Endicott, NY (WBNG Binghamton) Two Binghamton University students are living out a big dream in a tiny home that they built themselves.
Michael Zella and Ashley Haugstatter built their own 345 square foot home in Endicott. They had an idea of building a small home to save money and be eco-friendly.
The two are from Long Island and juniors at Binghamton University.
They were inspired by the Tumblewood Tiny House Company. Zella saw the concept on Oprah and shared the idea with his girlfriend, Haugstatter.
"This was a dream of mine since I was kid. It takes to be 19 and 20 years old for your parents to take you seriously when you say you are going to do something like this so that was a lot of it. If I could've done this at 13, I would've," he said.
In April 2012, they bought a lot on East Wendell Street and spent the summer building the home. They moved in in August.
Zella's parents helped finance the project. It cost $35,000 total for the lot and all of the build. Zella and Haugstatter did the entire build themselves.
"I had been around construction for a long time. My dad and my step-dad both own construction firms so I worked with them a lot. That's where I learned most of it. I'm a Google fanatic. Anything I didn't know, I just looked up," said Zella, who is an engineering major at BU.
Inside the home, it looks just like a regular house but everything is smaller. They have a full kitchen, bath, living room, bedroom area and kitchen table. Their bed is lofted with a desk area and closet underneath. Everything inside is just smaller.

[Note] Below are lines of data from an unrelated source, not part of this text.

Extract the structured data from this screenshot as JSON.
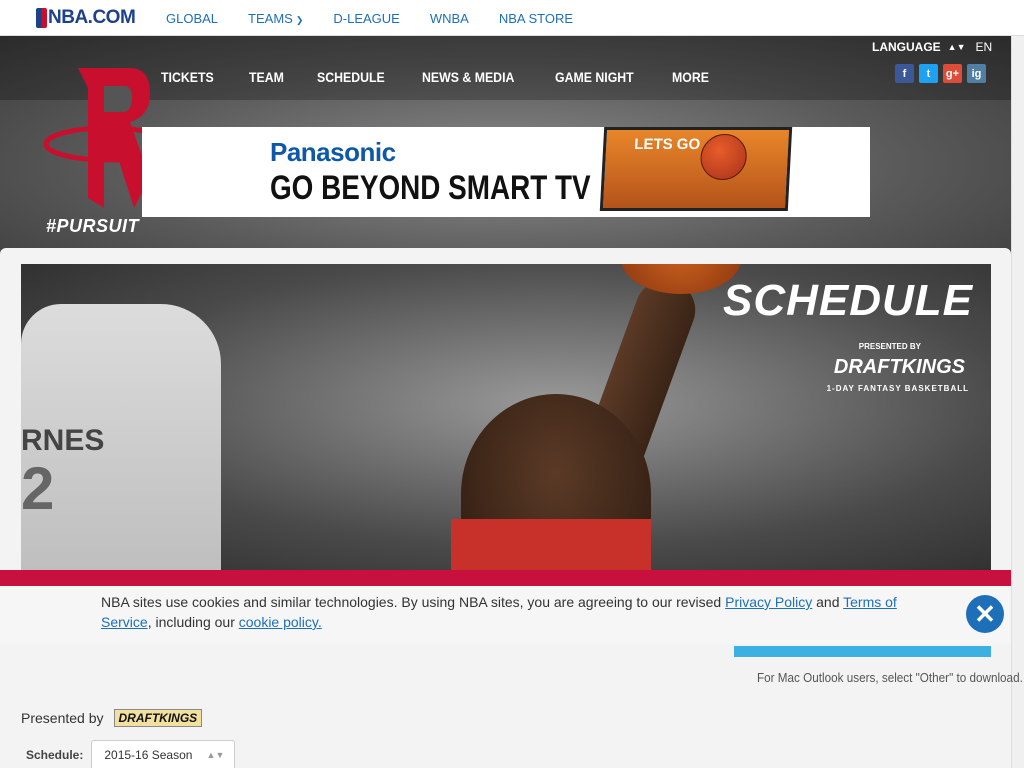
{
  "nba_bar": {
    "logo_text": "NBA.COM",
    "links": [
      {
        "label": "GLOBAL"
      },
      {
        "label": "TEAMS",
        "has_caret": true
      },
      {
        "label": "D-LEAGUE"
      },
      {
        "label": "WNBA"
      },
      {
        "label": "NBA STORE"
      }
    ]
  },
  "header": {
    "nav": [
      "TICKETS",
      "TEAM",
      "SCHEDULE",
      "NEWS & MEDIA",
      "GAME NIGHT",
      "MORE"
    ],
    "language_label": "LANGUAGE",
    "language_value": "EN",
    "social": [
      "f",
      "t",
      "g+",
      "ig"
    ],
    "hashtag": "#PURSUIT"
  },
  "ad": {
    "brand": "Panasonic",
    "tagline": "GO BEYOND SMART TV",
    "screen_text": "LETS GO"
  },
  "banner": {
    "title": "SCHEDULE",
    "presented_by": "PRESENTED BY",
    "sponsor": "DRAFTKINGS",
    "sponsor_sub": "1-DAY FANTASY BASKETBALL",
    "left_player_name": "RNES",
    "left_player_number": "2"
  },
  "cookie": {
    "text_1": "NBA sites use cookies and similar technologies. By using NBA sites, you are agreeing to our revised ",
    "link_privacy": "Privacy Policy",
    "text_2": " and ",
    "link_terms": "Terms of Service",
    "text_3": ", including our ",
    "link_cookie": "cookie policy."
  },
  "download": {
    "mac_note": "For Mac Outlook users, select \"Other\" to download."
  },
  "presented": {
    "label": "Presented by",
    "sponsor": "DRAFTKINGS"
  },
  "schedule_select": {
    "label": "Schedule:",
    "value": "2015-16 Season"
  },
  "colors": {
    "nba_blue": "#1d428a",
    "link_blue": "#1d6fb8",
    "rockets_red": "#c8103e"
  }
}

"I never would've thought I would've wanted to live in a small house but now that we're here and i see what it's like. you can have all the amenities you want, even in a small space. you don't have to give anything up," said Haugstatter.

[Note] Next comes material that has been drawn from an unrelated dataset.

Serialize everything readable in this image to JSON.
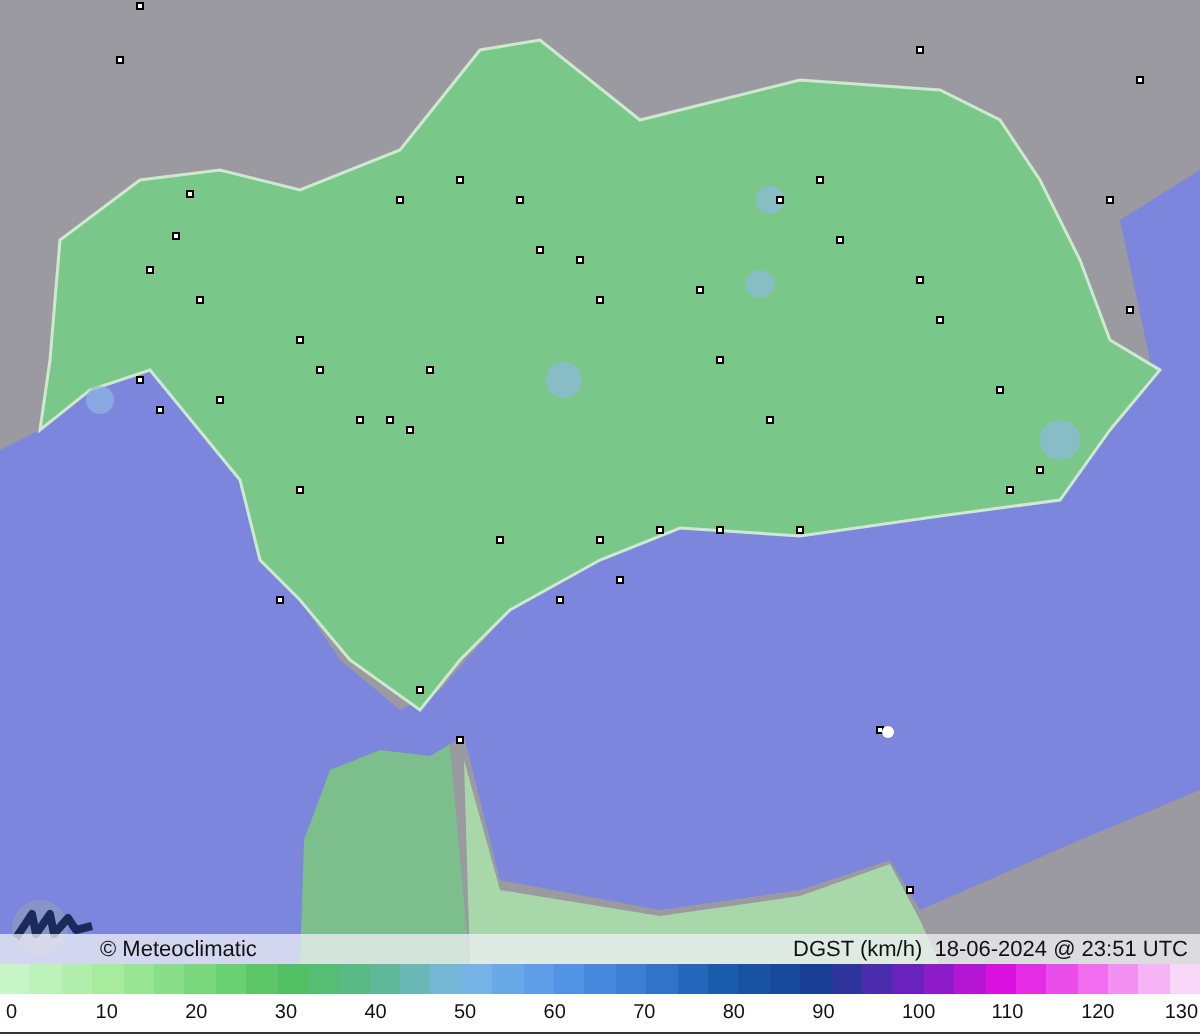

Living small has helped Zella and Haugstatter cut down on their costs. Both are in school full-time and have jobs. Their bills total $1,000 a month including food.

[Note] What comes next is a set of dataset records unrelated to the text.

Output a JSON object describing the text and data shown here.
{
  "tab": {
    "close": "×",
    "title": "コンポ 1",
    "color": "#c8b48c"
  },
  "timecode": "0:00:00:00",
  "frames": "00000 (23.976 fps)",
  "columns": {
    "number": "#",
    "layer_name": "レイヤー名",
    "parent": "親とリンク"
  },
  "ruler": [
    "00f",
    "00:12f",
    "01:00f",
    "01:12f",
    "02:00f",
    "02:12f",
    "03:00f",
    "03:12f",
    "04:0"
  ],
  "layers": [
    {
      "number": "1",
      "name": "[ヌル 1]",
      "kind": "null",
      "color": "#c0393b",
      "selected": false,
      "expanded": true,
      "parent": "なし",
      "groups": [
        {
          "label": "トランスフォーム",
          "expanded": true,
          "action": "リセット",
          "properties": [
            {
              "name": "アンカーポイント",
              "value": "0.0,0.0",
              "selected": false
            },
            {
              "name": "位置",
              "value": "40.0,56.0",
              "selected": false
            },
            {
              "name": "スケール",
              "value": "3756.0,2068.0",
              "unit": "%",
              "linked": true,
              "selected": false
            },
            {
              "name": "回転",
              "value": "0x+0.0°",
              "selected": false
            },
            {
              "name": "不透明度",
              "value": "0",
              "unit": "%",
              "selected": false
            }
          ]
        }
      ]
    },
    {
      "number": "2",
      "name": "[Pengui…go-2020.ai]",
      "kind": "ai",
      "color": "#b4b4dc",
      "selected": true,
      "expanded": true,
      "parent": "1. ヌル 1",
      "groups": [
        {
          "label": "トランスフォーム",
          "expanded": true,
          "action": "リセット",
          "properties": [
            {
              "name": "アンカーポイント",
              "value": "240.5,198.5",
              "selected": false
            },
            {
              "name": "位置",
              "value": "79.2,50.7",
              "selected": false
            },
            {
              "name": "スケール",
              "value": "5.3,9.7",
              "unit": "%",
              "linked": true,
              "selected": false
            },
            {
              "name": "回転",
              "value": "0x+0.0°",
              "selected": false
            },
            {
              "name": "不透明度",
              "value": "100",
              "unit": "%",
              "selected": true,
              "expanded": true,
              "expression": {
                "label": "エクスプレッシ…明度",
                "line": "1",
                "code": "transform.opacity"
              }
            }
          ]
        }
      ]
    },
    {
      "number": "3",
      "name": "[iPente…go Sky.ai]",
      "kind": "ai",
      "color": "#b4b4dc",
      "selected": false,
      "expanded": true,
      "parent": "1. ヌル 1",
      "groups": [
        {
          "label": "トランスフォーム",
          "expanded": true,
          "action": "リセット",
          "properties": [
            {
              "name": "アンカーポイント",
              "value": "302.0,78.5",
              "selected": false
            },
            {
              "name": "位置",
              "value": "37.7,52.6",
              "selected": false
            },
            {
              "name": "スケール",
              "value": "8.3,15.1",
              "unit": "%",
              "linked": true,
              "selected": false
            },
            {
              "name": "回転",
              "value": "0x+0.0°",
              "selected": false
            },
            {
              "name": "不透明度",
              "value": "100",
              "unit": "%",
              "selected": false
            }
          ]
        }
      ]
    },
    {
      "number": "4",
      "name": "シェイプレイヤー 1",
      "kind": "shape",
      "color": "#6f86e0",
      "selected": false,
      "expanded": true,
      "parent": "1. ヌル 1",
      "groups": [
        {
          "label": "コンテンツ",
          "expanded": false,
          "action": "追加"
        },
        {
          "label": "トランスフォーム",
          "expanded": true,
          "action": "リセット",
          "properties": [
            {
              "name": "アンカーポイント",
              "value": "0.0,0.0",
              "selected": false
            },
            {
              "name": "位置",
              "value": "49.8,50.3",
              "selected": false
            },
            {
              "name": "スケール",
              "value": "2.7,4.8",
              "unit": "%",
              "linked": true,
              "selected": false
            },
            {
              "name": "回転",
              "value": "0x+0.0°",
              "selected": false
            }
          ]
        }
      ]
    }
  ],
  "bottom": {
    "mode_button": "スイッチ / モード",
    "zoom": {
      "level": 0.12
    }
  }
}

"We have no mortgage. I feel you get to do a lot more with your life than just own a house. There's very little maintenance associated with a smaller house," said Zella.
Haugstatter says she feels they are living a higher quality of life by being a part of the small house movement.
"When your expenses aren't large with your home, it allows you to buy those extra clothes, go on vacation and do all those extra things," she said.
Zella says after they graduate, they may sell the house but ideally he'd like to keep it forever since it was the first they built. He says he hopes to build more small houses after in the future.